[Rcpp-devel] [Summary] (Was: question re: LdFlags, RcppLdFlags
romain at r-enthusiasts.com
Thu Oct 10 17:15:35 CEST 2013
Le 10/10/13 16:51, Dirk Eddelbuettel a écrit :
> To bring a bit of closure to this endless thread: It appear from his commit
> logs that Romain made the change in his dplyRcpp project we are now supposed
> to make per R Core: Demote packages from Depends: to Imports:, and import
> what is needed.
> That, as best as I can tell, seems to be the way to avoid the clashes seen in
> Romain's first email in this thread.
> Some more questions re some possible future use below
> On 10 October 2013 at 05:15, Romain Francois wrote:
> | I don't particularly love macros. I much prefer templates. For example
> | in Rcpp11, I replaced thousands lines worth of macros code bloat with a
> | few dozens of lines of templates.
> Good to see Romain-the-template-whiz clean up after Romain-the-macro-user. :)
> And obviously I don't mind all the macros as your use of these macros gives
> us all thse awesome features in Rcpp. But macros are a last resort...
Sure. I'm counting 515 macros in Rcpp:
% grep "#define" **/* * 2> /dev/null | grep -v "_h" | grep -v "_H" | wc -l
And only 137 in Rcpp11
% grep "#define" **/* 2> /dev/null | grep -v "_h" | grep -v "_H" | wc -l
Macros are evil for things like this:
#define CONSTANT 42
#define max(x,y) (x>y):x?y ;
which can be replaced by const int and inline function. This is
Effective C++ item #2.
They however can have a role to play in code generation. Here is one
#define DOT_CALL(name) DotCall(#name, &name)
So that one can write:
instead of DotCall("foo", foo)
They are quite useful for debugging too:
#if RCPP_DEBUG_LEVEL > 0
#define RCPP_DEBUG( fmt, ... ) Rprintf( "%20s:%4d " fmt "\n"

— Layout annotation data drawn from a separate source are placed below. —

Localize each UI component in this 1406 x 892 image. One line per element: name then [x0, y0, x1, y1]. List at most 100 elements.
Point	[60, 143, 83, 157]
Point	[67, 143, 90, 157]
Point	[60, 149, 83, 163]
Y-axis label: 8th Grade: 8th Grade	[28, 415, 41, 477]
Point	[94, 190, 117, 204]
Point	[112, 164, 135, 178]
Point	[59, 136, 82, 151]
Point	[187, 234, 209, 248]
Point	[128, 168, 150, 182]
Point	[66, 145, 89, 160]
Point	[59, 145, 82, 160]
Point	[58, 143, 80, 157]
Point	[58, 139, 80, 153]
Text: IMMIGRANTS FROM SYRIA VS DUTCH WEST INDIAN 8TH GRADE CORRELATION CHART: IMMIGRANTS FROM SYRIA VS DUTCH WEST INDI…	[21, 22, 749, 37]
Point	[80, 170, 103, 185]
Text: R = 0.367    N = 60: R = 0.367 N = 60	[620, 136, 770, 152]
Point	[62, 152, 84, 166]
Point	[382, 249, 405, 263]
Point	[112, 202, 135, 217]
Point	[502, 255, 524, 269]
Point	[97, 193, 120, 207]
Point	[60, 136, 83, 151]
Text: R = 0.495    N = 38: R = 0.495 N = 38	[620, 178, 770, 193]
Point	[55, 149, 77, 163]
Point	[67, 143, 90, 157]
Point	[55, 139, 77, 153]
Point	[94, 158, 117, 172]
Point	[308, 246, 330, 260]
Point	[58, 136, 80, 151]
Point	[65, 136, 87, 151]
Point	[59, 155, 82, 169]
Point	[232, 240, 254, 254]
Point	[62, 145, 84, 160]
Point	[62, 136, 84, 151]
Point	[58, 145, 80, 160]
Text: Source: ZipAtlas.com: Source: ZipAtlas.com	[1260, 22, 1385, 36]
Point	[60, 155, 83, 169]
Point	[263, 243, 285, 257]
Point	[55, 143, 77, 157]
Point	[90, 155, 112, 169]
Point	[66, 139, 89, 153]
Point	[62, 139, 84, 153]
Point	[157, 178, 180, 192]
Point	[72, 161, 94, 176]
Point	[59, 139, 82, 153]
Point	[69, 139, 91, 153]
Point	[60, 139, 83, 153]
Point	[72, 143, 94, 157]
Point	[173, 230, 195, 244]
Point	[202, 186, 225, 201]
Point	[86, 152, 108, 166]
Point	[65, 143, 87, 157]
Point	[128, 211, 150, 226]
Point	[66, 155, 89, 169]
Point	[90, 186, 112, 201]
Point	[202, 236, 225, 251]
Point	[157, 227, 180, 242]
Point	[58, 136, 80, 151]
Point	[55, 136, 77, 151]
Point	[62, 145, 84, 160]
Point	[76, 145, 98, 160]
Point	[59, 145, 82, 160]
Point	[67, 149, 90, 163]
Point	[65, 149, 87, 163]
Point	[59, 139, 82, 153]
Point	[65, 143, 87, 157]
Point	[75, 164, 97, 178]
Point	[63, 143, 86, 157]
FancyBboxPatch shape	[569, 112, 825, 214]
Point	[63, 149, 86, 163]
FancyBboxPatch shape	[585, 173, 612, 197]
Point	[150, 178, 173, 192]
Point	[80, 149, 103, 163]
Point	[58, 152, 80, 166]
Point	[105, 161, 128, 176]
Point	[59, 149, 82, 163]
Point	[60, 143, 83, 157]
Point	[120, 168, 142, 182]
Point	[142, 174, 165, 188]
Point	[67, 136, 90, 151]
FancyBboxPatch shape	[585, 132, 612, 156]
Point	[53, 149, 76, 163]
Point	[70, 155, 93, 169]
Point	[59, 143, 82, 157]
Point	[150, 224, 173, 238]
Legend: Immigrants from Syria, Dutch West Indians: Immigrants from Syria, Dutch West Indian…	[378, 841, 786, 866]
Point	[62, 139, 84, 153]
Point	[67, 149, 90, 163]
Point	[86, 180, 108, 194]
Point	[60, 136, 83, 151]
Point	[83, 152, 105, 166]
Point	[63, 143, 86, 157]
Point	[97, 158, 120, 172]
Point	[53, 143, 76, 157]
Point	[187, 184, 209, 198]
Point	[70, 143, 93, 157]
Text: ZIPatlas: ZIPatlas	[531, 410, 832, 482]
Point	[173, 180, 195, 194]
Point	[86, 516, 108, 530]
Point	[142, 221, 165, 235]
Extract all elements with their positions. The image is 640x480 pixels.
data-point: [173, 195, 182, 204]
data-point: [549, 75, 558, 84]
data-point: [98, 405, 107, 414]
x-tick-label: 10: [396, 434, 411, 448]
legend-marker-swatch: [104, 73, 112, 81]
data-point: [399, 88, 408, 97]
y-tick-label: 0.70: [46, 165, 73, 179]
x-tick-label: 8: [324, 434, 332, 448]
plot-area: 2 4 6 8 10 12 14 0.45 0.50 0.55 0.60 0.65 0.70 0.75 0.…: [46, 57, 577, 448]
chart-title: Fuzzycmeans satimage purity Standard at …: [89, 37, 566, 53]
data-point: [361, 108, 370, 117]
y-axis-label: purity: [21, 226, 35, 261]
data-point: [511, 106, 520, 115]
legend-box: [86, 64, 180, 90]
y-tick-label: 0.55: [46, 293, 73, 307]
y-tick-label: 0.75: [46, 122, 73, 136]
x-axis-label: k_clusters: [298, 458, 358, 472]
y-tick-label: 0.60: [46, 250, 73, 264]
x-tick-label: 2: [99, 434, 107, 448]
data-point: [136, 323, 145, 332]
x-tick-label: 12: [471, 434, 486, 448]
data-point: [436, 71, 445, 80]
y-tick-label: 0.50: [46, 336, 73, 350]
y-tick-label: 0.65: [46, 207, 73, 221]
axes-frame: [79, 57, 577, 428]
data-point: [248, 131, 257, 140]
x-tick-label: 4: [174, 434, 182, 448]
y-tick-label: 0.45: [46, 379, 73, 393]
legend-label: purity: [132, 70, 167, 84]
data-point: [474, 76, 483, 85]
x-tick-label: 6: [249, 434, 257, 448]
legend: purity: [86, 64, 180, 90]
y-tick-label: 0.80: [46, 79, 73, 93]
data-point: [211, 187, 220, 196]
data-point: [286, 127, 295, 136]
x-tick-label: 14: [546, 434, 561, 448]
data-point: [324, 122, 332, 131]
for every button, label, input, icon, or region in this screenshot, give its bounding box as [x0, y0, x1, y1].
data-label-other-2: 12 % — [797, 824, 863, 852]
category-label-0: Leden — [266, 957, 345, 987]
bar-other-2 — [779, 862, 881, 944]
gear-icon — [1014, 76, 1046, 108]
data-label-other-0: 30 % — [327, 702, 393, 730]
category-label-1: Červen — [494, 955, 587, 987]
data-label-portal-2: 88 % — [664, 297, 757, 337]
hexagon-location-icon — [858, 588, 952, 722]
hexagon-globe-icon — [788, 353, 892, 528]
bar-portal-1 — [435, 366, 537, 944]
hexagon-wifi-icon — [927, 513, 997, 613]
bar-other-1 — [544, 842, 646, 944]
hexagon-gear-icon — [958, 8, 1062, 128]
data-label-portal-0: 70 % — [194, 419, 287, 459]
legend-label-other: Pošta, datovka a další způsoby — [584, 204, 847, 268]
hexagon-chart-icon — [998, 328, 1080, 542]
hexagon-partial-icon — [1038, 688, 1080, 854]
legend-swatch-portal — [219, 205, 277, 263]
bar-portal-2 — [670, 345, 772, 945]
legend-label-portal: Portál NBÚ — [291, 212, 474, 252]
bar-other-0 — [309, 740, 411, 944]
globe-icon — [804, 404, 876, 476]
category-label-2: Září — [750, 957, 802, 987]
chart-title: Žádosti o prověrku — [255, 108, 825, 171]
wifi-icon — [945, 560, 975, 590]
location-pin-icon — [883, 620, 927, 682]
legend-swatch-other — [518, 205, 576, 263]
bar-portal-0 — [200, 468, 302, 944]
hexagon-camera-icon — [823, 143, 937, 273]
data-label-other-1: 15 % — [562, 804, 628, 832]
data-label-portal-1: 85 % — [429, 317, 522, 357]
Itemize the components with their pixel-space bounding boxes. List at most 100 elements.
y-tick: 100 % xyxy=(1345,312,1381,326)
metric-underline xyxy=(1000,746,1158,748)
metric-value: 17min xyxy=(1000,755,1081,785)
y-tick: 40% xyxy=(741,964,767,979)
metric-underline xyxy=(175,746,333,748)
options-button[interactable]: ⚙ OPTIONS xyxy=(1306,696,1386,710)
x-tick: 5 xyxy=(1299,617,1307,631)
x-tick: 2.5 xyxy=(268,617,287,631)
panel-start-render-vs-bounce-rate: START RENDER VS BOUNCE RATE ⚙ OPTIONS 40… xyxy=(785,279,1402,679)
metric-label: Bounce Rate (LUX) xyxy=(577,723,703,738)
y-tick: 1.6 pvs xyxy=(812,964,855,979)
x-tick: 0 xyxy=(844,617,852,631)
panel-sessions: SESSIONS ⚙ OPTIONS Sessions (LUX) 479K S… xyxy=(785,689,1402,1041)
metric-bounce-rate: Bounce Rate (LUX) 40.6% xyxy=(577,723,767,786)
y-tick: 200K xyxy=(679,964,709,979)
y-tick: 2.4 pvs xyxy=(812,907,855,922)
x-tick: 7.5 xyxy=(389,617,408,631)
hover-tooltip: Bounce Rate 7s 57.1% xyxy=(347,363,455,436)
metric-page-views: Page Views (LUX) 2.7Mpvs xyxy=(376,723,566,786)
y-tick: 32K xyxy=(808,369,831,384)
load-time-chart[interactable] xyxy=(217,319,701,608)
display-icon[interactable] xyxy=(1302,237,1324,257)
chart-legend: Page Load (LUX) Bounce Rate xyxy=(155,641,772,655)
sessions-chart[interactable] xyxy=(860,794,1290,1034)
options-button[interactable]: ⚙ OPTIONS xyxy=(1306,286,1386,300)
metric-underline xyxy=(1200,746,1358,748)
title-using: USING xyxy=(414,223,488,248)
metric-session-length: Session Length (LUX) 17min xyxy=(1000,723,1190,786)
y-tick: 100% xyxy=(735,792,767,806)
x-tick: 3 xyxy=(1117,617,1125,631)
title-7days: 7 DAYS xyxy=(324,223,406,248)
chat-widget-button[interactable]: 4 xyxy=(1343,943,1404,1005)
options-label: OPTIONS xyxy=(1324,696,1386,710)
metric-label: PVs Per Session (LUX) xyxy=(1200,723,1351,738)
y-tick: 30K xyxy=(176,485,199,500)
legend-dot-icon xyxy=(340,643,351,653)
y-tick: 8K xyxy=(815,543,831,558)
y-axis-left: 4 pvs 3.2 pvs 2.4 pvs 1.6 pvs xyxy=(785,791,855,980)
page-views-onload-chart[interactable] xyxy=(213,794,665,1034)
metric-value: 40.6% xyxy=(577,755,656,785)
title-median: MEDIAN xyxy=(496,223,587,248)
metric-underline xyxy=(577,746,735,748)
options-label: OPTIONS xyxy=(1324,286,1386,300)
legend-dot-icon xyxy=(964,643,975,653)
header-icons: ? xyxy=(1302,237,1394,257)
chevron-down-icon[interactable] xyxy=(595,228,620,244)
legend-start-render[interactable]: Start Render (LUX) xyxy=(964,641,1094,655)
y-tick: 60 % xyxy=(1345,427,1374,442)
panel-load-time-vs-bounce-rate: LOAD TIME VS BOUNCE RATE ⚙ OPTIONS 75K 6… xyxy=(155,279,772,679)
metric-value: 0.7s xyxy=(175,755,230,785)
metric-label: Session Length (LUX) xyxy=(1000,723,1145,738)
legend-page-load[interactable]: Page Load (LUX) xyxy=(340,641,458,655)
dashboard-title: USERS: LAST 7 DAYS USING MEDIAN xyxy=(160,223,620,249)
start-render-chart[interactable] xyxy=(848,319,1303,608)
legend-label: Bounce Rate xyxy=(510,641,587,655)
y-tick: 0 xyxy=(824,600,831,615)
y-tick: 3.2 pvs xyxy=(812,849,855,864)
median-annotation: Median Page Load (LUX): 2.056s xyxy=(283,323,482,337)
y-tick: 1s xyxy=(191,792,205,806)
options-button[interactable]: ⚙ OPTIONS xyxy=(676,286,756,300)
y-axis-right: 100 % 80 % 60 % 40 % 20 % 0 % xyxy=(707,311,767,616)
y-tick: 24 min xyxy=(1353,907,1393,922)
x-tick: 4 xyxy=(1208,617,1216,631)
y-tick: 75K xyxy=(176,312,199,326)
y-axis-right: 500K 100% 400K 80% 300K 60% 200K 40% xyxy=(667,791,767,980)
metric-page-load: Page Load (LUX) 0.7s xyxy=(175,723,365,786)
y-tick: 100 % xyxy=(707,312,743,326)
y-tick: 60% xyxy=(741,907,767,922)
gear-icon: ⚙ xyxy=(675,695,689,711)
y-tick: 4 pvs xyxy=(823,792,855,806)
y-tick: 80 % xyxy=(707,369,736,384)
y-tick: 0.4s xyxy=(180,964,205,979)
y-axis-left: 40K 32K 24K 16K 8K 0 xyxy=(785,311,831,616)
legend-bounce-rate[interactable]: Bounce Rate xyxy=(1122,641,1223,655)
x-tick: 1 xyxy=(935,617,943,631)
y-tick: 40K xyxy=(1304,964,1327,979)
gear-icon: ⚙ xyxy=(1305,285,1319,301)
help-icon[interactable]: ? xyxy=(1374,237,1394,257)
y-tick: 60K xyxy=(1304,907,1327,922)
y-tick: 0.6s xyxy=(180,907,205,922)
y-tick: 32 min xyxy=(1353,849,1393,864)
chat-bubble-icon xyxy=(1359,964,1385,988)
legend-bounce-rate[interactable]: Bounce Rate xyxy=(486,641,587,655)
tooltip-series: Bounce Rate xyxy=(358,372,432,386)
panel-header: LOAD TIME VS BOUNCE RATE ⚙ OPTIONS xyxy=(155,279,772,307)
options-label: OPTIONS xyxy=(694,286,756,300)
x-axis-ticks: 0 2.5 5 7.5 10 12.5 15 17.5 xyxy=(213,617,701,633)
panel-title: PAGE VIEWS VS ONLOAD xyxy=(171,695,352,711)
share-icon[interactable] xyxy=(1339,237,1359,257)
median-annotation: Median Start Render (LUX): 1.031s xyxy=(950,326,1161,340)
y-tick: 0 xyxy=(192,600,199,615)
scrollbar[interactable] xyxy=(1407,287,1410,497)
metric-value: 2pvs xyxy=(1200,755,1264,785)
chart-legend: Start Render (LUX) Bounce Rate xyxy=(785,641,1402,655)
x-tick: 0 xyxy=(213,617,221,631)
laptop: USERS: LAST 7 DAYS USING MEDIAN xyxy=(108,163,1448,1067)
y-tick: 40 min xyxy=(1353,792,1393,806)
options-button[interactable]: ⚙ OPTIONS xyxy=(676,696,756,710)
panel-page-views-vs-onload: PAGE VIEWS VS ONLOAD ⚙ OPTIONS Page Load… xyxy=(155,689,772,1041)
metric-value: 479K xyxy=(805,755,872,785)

, short_file_name(__FILE__), __LINE__, ##__VA_ARGS__ ) ;
#define RCPP_DEBUG( MSG, ... )
So that we can write:
RCPP_DEBUG( "bla bla %d", 42 )
and leave it there when the code is not debugged.
> | Would be easy enough to come up with a way to automatically generate
> | things automatically.
> | A package author could leverage tools:::read_symbols_from_object_file,
> | i.e. here are all the symbols in Rcpp.so:
> | symbols <- tools:::read_symbols_from_object_file( system.file( "libs",
> | "Rcpp.so", package = "Rcpp" ) )[,1]
> | Would be easy to then come up with a naming convention, and generate the
> | registration.
> | read_symbols_from_object_file is why we have been all of a sudden
> | forbidden to use functions that R exposes but "not part of the api".
> Can you (portably, with all (major) compilers and OS choices) pick out
> symbols even when they have attribute_hidden set as R does all over its
But since that sort of thing are typically the task of the package
maintainer: I don't care.
read_symbols_from_object_file is just a convoluted way to call nm.
if (!nzchar(nm <- Sys.which("nm")))
f <- file_path_as_absolute(f)
s <- strsplit(system(sprintf("%s -Pg %s", shQuote(nm), shQuote(f)),
intern = TRUE), " +")
n <- length(s)
tab <- matrix("", nrow = n, ncol = 4L)
colnames(tab) <- c("name", "type", "value", "size")
i <- rep.int(seq_len(n), sapply(s, length))
j <- unlist(lapply(s, seq_along))
tab[n * (j - 1L) + i] <- unlist(s)
on windows, there is an equivalent function that does the windows thing.
But again, I don't care. Generating code is the task of the package
maintainer, so if I want to use something like that, it just has to work
on whatever I use.
That's similar to calling compileAttributes, or generating the code
bloat we've put in Rcpp with the generator scripts.